Lynn Strong

Cozy fantasy and beyond

Tag: Soba

  • I call this esmatiyya after Esmat the cook in Chai and Charmcraft, since I can’t document this exact combination in a single historical source. But all of the individual pieces did exist, and if anyone would put different things together in a stunt-spectacular display it would be a royal cook! (Photo credit to Kadluba on Openverse for a bowl of soba with seaweed and tempura shrimp.)

    The historic inspirations

    The flying fried fish on skewers: In the introduction to The Exile’s Cookbook, which is a translation of ibn Razin al-Tujibi’s 13th century Andalusian cookbook, Daniel Newman describes “battered fried fish, aptly called ‘the protected’ (No. 290), which may well be the direct ancestor of the British classic fish dish – it is even eaten with vinegar!”

    The hypothesis goes that when the Spanish Inquisition got underway, anyone of a different faith got out if they could, and many of the multicultural foods of the commingled Muslim, Jewish, and Christian communities from places like Cordoba were taken with those refugees to Spain’s rivals in England and other countries.

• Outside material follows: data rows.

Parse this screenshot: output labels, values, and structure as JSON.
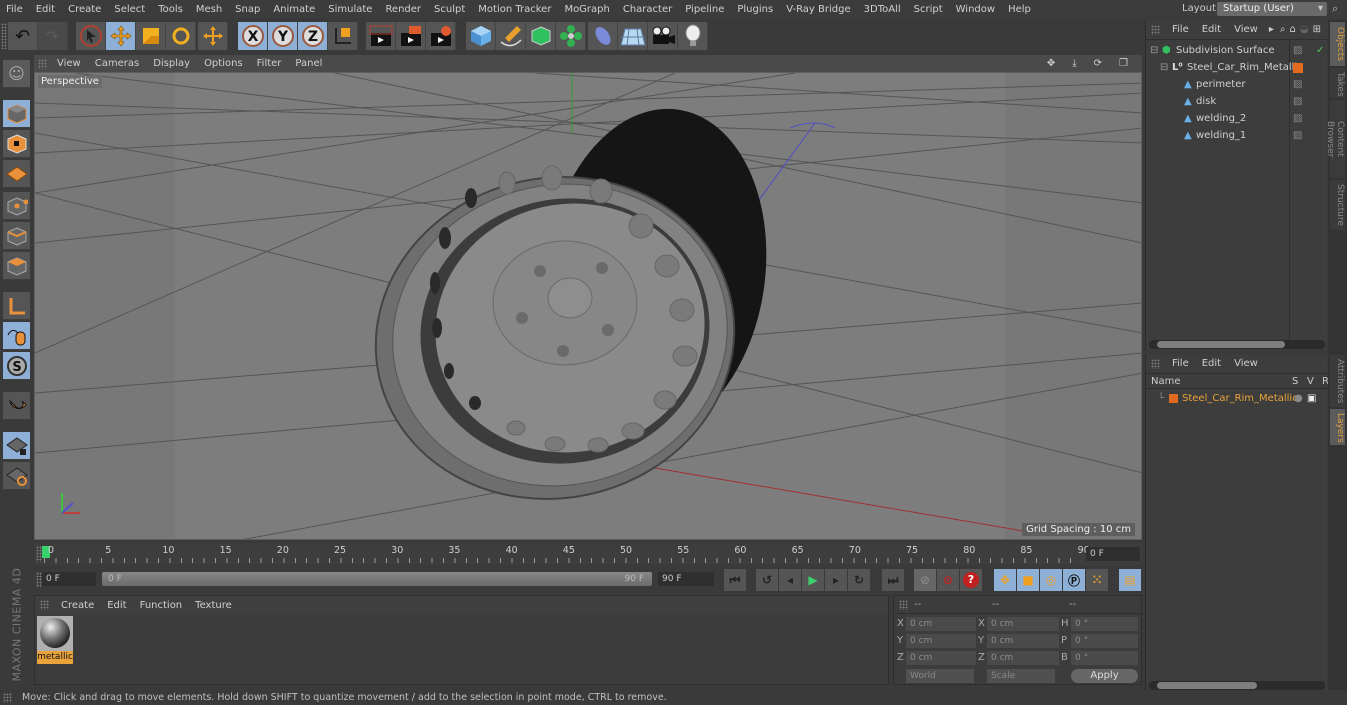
{
  "menubar": {
    "items": [
      "File",
      "Edit",
      "Create",
      "Select",
      "Tools",
      "Mesh",
      "Snap",
      "Animate",
      "Simulate",
      "Render",
      "Sculpt",
      "Motion Tracker",
      "MoGraph",
      "Character",
      "Pipeline",
      "Plugins",
      "V-Ray Bridge",
      "3DToAll",
      "Script",
      "Window",
      "Help"
    ],
    "layout_label": "Layout:",
    "layout_value": "Startup (User)"
  },
  "toolbar": {
    "icons": [
      "undo-icon",
      "redo-icon",
      "live-selection-icon",
      "move-icon",
      "scale-icon",
      "rotate-icon",
      "recent-tool-icon",
      "x-axis-icon",
      "y-axis-icon",
      "z-axis-icon",
      "coordinate-system-icon",
      "render-view-icon",
      "render-picture-viewer-icon",
      "edit-render-settings-icon",
      "cube-icon",
      "pen-spline-icon",
      "subdivision-surface-icon",
      "cloner-icon",
      "deformer-icon",
      "floor-icon",
      "camera-icon",
      "light-icon"
    ]
  },
  "viewport": {
    "menu": [
      "View",
      "Cameras",
      "Display",
      "Options",
      "Filter",
      "Panel"
    ],
    "camera_label": "Perspective",
    "grid_spacing": "Grid Spacing : 10 cm",
    "scene_object": "steel car rim"
  },
  "timeline": {
    "ticks": [
      "0",
      "5",
      "10",
      "15",
      "20",
      "25",
      "30",
      "35",
      "40",
      "45",
      "50",
      "55",
      "60",
      "65",
      "70",
      "75",
      "80",
      "85",
      "90"
    ],
    "current_frame": "0 F",
    "start_frame": "0 F",
    "range_start": "0 F",
    "range_end": "90 F",
    "end_frame": "90 F"
  },
  "material_manager": {
    "menu": [
      "Create",
      "Edit",
      "Function",
      "Texture"
    ],
    "materials": [
      {
        "name": "metallic",
        "selected": true
      }
    ]
  },
  "coordinates": {
    "headers": [
      "--",
      "--",
      "--"
    ],
    "rows": [
      {
        "l1": "X",
        "v1": "0 cm",
        "l2": "X",
        "v2": "0 cm",
        "l3": "H",
        "v3": "0 °"
      },
      {
        "l1": "Y",
        "v1": "0 cm",
        "l2": "Y",
        "v2": "0 cm",
        "l3": "P",
        "v3": "0 °"
      },
      {
        "l1": "Z",
        "v1": "0 cm",
        "l2": "Z",
        "v2": "0 cm",
        "l3": "B",
        "v3": "0 °"
      }
    ],
    "mode_select": "World",
    "size_select": "Scale",
    "apply_label": "Apply"
  },
  "object_manager": {
    "menu": [
      "File",
      "Edit",
      "View"
    ],
    "objects": [
      {
        "name": "Subdivision Surface",
        "level": 0,
        "type": "subdivision"
      },
      {
        "name": "Steel_Car_Rim_Metallic",
        "level": 1,
        "type": "null"
      },
      {
        "name": "perimeter",
        "level": 2,
        "type": "polygon"
      },
      {
        "name": "disk",
        "level": 2,
        "type": "polygon"
      },
      {
        "name": "welding_2",
        "level": 2,
        "type": "polygon"
      },
      {
        "name": "welding_1",
        "level": 2,
        "type": "polygon"
      }
    ]
  },
  "layer_manager": {
    "menu": [
      "File",
      "Edit",
      "View"
    ],
    "columns": [
      "Name",
      "S",
      "V",
      "R"
    ],
    "layers": [
      {
        "name": "Steel_Car_Rim_Metallic",
        "color": "#e06a20"
      }
    ]
  },
  "side_tabs": {
    "top": [
      "Objects",
      "Takes",
      "Content Browser",
      "Structure"
    ],
    "bottom": [
      "Attributes",
      "Layers"
    ]
  },
  "brand": "MAXON CINEMA 4D",
  "status": "Move: Click and drag to move elements. Hold down SHIFT to quantize movement / add to the selection in point mode, CTRL to remove.",
  "colors": {
    "accent": "#e8a33a",
    "selected_blue": "#8fb0d6",
    "layer_orange": "#e06a20"
  }
}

    I’ve also seen it translated as “the armored” elsewhere, and the crisp battered coating does seem like a suit of armor. Eggplant also gets a similar battered treatment in the Andalusian cookbook, and the notion of tempura may have landed in Japan with the Portuguese a couple hundred years later. And skewers cut from coconut shells would make easier arches than straighter-grained woods.

    Here’s that thirteenth-century recipe for the protected/armored fish: 

    “Another dish, known as mughaffar: Take any good-quality fish you have available, scale it, and then wash with water and salt. Cut it open lengthwise and remove the bones. Next, beat the meat with eggs in a bowl, and add powdered darmak flour or grated breadcrumbs, as well as pepper, cinnamon, ginger, saffron, coriander seeds and macerated murrī. Coat the fish with this batter and fry in a pan with olive oil until golden brown. Then make a sauce for it by cooking vinegar, murrī and olive oil; pour it over the fish and serve. If you want to make a fish Burāniyya or muthallath, proceed in the same way as you would when using meat, and cook it in a casserole in the oven, as described above [, Allah the Exalted willing].” (Newman, The Exile’s Cookbook, recipe 290)

    The swimming uncooked fish in the vinegared and greens-floating broth: Given the connections between sikbaj and modern ceviche, I couldn’t resist. When you add in zirbaj and mukhallal (“the vinegared”) variants on meat, poultry, fish, and vegetables, and the connections between the Persian and Levantine recipes Ziryab brought from Baghdad to Cordoba because of one of the most epic rap battles of actual history, everything about this except for the raw fish itself is pretty historically grounded. 

    (Back in the days before refrigeration they had very good sanitation reasons for wanting their fish actually cooked, salted, or otherwise preserved!)

    The modern (and low spoons) rendition

    Basically, you’re looking for a bowl of sour broth with not-battered fish underneath arranged skewers of battered fish. The easiest ways I can think of for not-royal cooks to achieve that leans on grocery and restaurant provisions.

    • Per person: In a 24-ounce bowl (donburi are convenient), combine 2 cups of hot fish or vegetable stock with your choice of 1-2 tsp seasoned rice vinegar or a good squeeze of lemon or lime juice. 
    • Add some wilted spinach or wakame for “seaweed” in your fish’s ocean. If you like mint, tarragon, and/or fennel, mince and toss 1-2 Tbsp mixed herbs in too.
    • Swimming fish: Your choice of sashimi-grade fish, smoked salmon lox, or canned sardines. (Swimming not-fish could be falafel, veggie kebabs, fried tofu, or vegetarian fish-substitutes.)
    • Flying fried fish: On long skewers, arrange your choice of shrimp, fish, or vegetable tempura, battered cod, or (for vegetarians) falafel, hara bara kebab, or fried tofu pouches (which could be cut into fish shapes). Lay the long skewers across the top of each bowl or arrange a tripod of them.

    If I were preparing all of this from scratch, I would do the broth first, then have the swimming fish marinading in the broth while frying up the battered fish or shrimp. Doing everything from scratch is outside my personal abilities now, but if anyone tries it, let me know!

    Alterations for food sensitivities

    Vegetarian/vegan: Fried tofu pouches, seitan, or some of the historic imitation fish paste recipes may work for you. (You could put veggie tempura on long skewers over swimming tofu pouches in a tasty veggie broth with a splash of rice vinegar! Or ochazuke, or miso soup…)

    If vinegar is out, abghooreh/verjuice is unfermented sour grape juice – it won’t denature fish protein the way stronger acids do in ceviche, but if you start with lox or sardines in brine you don’t need the acid reaction.